Schlechte Nachrichten verkaufen sich besser. Da ich mich in den letzten Jahren auch politisch sehr unbequem geäußert habe, ist dies auch ein Etikett, mit dem man mich abstempeln kann.


Für die Leitmedien war ich früher auch „der anerkannte Krisenökonom“ (Handelsblatt), der „Seher“ (Augsburger Allgemeine), „Anwalt der Bürgerinnen und Bürger“ (Augsburger Allgemeine“), der „Prediger“ (FAZ), der Investor und Fondsmanager. Seitdem ich mich zu den Zuständen im Land äußere, versuchen die Leitmedien, mich mit negativen Begriffen zu belegen.


Dabei bin ich tatsächlich kein Crash-Prophet. Über 80 Prozent meiner Prognosen sind bullish. Anfang April 2020 habe ich zum Höhepunkt der Corona-Krise öffentlich dazu aufgerufen zu investieren, während andere nur gewarnt haben.

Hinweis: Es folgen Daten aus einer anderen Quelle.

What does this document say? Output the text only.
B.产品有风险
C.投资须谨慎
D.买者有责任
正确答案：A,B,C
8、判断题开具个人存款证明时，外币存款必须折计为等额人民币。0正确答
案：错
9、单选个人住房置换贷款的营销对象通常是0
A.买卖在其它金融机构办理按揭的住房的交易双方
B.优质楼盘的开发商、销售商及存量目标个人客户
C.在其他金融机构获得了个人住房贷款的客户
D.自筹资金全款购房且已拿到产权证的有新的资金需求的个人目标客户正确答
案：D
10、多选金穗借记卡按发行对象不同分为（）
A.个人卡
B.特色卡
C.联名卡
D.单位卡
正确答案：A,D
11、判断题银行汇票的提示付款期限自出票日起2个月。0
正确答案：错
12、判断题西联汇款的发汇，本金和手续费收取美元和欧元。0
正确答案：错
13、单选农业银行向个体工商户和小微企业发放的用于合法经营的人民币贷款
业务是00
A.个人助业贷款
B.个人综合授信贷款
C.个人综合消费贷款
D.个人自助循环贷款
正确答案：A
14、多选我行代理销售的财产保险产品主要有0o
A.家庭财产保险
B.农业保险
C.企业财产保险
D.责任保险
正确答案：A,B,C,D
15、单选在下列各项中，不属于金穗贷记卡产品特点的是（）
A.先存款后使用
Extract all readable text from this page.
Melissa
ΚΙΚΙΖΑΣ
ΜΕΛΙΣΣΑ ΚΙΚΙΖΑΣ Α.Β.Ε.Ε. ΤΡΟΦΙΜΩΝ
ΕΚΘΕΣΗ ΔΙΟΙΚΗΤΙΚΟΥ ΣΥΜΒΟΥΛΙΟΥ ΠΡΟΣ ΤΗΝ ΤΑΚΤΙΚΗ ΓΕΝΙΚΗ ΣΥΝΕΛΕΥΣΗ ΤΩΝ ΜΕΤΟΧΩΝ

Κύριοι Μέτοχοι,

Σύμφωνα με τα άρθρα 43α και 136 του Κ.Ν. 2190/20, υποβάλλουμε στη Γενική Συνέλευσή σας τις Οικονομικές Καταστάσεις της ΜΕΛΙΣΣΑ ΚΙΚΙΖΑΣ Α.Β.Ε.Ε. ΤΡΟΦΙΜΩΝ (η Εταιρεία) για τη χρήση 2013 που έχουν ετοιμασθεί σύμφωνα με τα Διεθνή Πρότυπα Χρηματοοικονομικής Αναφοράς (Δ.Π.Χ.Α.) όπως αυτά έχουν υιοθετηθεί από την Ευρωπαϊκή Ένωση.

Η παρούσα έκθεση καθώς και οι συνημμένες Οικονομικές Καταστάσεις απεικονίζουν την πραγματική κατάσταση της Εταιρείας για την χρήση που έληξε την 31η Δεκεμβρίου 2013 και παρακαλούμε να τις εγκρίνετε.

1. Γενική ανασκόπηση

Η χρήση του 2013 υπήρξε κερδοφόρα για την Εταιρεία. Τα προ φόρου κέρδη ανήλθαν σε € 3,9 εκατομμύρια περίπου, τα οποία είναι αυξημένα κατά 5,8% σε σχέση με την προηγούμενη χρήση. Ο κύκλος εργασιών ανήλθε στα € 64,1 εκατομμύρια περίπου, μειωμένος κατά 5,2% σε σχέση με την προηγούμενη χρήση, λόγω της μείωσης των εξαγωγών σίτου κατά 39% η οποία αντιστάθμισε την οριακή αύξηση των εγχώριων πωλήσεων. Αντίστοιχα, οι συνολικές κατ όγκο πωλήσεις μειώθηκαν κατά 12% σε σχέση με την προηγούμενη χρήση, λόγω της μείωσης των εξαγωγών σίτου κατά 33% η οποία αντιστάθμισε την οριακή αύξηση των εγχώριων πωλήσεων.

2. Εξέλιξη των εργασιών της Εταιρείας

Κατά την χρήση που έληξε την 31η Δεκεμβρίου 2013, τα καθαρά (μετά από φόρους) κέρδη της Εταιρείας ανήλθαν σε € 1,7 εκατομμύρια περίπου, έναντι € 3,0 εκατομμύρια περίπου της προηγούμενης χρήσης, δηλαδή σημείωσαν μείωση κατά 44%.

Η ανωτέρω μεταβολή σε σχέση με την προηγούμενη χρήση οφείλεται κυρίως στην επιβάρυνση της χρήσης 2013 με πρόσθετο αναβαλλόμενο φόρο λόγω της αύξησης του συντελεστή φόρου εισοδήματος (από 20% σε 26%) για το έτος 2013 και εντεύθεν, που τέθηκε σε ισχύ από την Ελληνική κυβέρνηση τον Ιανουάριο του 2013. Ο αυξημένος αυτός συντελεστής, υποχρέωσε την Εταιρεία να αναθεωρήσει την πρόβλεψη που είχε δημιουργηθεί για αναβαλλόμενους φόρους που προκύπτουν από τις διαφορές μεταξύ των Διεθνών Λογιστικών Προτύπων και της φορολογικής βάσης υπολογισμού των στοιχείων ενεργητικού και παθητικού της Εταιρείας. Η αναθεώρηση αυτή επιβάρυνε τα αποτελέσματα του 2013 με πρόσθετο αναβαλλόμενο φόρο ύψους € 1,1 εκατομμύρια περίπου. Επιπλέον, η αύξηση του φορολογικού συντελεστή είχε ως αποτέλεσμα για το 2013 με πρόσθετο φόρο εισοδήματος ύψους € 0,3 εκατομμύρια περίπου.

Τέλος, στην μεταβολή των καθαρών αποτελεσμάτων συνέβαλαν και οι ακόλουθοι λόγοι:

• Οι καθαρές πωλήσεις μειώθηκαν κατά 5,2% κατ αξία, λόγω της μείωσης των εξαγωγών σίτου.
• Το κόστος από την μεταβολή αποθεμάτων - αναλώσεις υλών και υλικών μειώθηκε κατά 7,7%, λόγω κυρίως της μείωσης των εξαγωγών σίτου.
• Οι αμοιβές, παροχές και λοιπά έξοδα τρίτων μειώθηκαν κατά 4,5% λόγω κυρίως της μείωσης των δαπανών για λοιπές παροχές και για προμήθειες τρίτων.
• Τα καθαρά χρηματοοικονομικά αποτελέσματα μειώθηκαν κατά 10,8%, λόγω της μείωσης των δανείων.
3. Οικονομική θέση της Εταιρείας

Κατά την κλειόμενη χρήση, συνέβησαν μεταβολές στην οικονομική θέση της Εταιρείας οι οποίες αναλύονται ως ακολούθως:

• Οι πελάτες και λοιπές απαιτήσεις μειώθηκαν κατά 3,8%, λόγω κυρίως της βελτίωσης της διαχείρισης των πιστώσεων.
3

Das können Sie leicht im Internet recherchieren. Unsere Performance kann sich daher auch sehen lassen.


Sie gelten – auch aufgrund Ihrer Crash-Vorhersagen – als unbequem. Empfehlen Sie Ihr Buch auch Menschen, die Ihre Meinungen nicht teilen? Oder andersherum gefragt: Gibt es auch Menschen, die Ihr Buch nicht lesen sollten?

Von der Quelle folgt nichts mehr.